In a unanimous ruling, ONCA has overturned its prior decision in Handley Estate v. DTE Industries Ltd. (“Handley”) and reshaped the law governing the disclosure of partial settlement agreements in multiparty litigation.

Under Handley, which was decided in 2018, parties entering into a partial settlement agreement that altered the “litigation landscape” were required to disclose the agreement immediately to the nonsettling parties and the Court. Failure to do so constituted an abuse of process for which the only available remedy was an automatic stay of proceedings regardless of prejudice, intent, or the surrounding circumstances.

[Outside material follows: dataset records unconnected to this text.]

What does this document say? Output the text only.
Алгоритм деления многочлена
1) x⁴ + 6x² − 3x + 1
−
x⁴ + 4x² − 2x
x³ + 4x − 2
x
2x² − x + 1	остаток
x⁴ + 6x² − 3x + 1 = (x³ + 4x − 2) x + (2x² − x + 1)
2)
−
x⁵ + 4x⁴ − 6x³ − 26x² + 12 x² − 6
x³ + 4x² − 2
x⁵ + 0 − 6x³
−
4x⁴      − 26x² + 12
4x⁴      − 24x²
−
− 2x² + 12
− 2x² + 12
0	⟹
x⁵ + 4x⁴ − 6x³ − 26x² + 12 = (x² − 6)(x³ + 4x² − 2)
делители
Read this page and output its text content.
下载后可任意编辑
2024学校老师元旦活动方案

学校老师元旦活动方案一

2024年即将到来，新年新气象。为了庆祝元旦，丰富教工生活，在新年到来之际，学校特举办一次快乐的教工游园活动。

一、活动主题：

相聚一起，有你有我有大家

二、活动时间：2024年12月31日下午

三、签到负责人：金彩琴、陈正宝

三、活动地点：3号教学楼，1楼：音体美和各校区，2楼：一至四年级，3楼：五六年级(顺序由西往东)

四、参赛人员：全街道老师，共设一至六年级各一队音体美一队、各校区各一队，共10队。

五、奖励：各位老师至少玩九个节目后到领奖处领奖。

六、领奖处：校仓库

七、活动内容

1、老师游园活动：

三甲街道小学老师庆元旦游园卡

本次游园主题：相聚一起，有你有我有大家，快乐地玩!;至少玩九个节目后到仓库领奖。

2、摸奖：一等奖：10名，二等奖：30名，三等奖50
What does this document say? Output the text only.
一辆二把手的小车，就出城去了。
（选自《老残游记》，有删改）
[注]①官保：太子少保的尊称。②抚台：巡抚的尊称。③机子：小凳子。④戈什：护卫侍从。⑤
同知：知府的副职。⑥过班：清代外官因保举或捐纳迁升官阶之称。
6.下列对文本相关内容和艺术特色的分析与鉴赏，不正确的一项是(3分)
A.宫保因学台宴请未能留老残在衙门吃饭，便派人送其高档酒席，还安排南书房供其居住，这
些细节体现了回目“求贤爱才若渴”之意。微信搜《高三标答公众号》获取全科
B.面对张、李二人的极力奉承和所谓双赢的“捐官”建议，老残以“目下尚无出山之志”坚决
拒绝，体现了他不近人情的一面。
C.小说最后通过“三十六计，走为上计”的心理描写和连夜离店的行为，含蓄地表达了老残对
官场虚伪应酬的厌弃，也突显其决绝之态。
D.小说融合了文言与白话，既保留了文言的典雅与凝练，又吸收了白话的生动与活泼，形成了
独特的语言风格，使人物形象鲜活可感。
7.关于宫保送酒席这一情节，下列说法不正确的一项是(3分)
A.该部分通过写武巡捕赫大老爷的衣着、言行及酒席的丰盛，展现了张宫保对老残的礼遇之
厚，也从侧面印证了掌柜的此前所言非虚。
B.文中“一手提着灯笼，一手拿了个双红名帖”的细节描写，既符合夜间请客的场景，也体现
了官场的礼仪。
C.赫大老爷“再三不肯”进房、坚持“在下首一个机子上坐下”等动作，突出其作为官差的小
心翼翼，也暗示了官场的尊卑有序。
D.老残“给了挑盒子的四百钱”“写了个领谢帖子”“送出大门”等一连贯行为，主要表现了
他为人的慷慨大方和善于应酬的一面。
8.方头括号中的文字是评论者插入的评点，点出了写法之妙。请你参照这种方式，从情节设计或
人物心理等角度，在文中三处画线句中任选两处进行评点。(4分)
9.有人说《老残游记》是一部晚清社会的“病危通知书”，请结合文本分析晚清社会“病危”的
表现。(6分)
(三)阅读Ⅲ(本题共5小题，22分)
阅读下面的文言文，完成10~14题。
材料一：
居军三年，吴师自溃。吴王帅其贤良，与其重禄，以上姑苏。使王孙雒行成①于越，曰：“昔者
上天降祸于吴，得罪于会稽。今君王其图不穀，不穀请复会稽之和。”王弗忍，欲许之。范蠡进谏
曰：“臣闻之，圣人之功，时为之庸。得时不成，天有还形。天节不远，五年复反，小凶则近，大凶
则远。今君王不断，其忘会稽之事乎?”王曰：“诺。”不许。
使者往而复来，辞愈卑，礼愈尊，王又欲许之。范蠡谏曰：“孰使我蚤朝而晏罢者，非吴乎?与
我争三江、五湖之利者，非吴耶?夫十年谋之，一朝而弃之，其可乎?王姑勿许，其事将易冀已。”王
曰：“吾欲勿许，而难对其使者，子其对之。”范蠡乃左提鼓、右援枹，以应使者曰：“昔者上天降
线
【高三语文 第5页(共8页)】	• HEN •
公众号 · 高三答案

ONCA has now expressly overruled that framework. Writing for the Court, Chief Justice Tulloch and the panel concluded that Handley was “wrongly decided” because it departed from the foundational principles underlying abuse of process doctrine. In particular, ONCA criticized the prior regime for mandating both a finding of abuse and the “most severe remedy” a stay without regard to fairness, prejudice, proportionality, or the integrity of the administration of justice in the specific case.

The decision emphasized that abuse of process has always been a flexible and discretionary doctrine requiring a contextual analysis. By imposing an “automatic and exceptionless” rule, Handley transformed what should have been a nuanced judicial inquiry into a rigid procedural trap.

The decision repeatedly returned to proportionality as the central organizing principle. In a passage likely to become widely cited, ONCA stated that “the time has come to exchange the Handley axe for a more precise scalpel.”

Alignment with New Rule 49.14

A significant aspect of the decision is its interaction with newly enacted Rule 49.14 of the Rules of Civil Procedure, which came into force in June 2025. Importantly, ONCA held that Rule 49.14 reflects the approach the common law should always have taken: contextual, flexible, and proportionate.

The decision also clarified several areas that had generated uncertainty under Handley. Unlike the prior regime which turned on whether an agreement “entirely changed the litigation landscape”. Rule 49.14 applies broadly to all partial settlement agreements.

Implications for Litigants Both Within and Outside of Ontario

The decision materially alters litigation risk analysis in Ontario.

First, Courts will now assess whether the nondisclosure actually resulted in unfairness, prejudice, oppression, or harm to the administration of justice. Second, the decision should reduce the volume of procedural satellite litigation that developed under Handley. ONCA expressly acknowledged that the former rule had become a “trap for the unwary” and incentivized tactical motion practice aimed at exploiting technical noncompliance. Third, the ruling restores meaningful judicial discretion. Trial and motion judges now retain the ability to tailor remedies proportionately to the circumstances rather than imposing an automatic stay in every case. Fourth, the decision clarified appellate routes in this area. Orders granting stays remain final orders appealable to the Court of Appeal, while most other remedial orders including refusals to grant stays will generally be interlocutory and appealable to the Divisional Court with leave.

Beyond the immediate context of partial settlement agreements, the decision reflects a broader judicial movement away from categorical procedural rules that produce disproportionate outcomes disconnected from actual prejudice.

This decision is also likely to resonate outside Ontario. The ONCA panel expressly noted that courts in other provinces had begun relying on Handley, and stated that correcting the error now would prevent the doctrine from becoming entrenched nationally.

With this decision, ONCA has restored coherence between settlement disclosure jurisprudence and the broader law of abuse of process. This decision reaffirms that procedural fairness in civil litigation is best protected not through rigid automatic sanctions, but through principled judicial discretion exercised proportionately and contextually.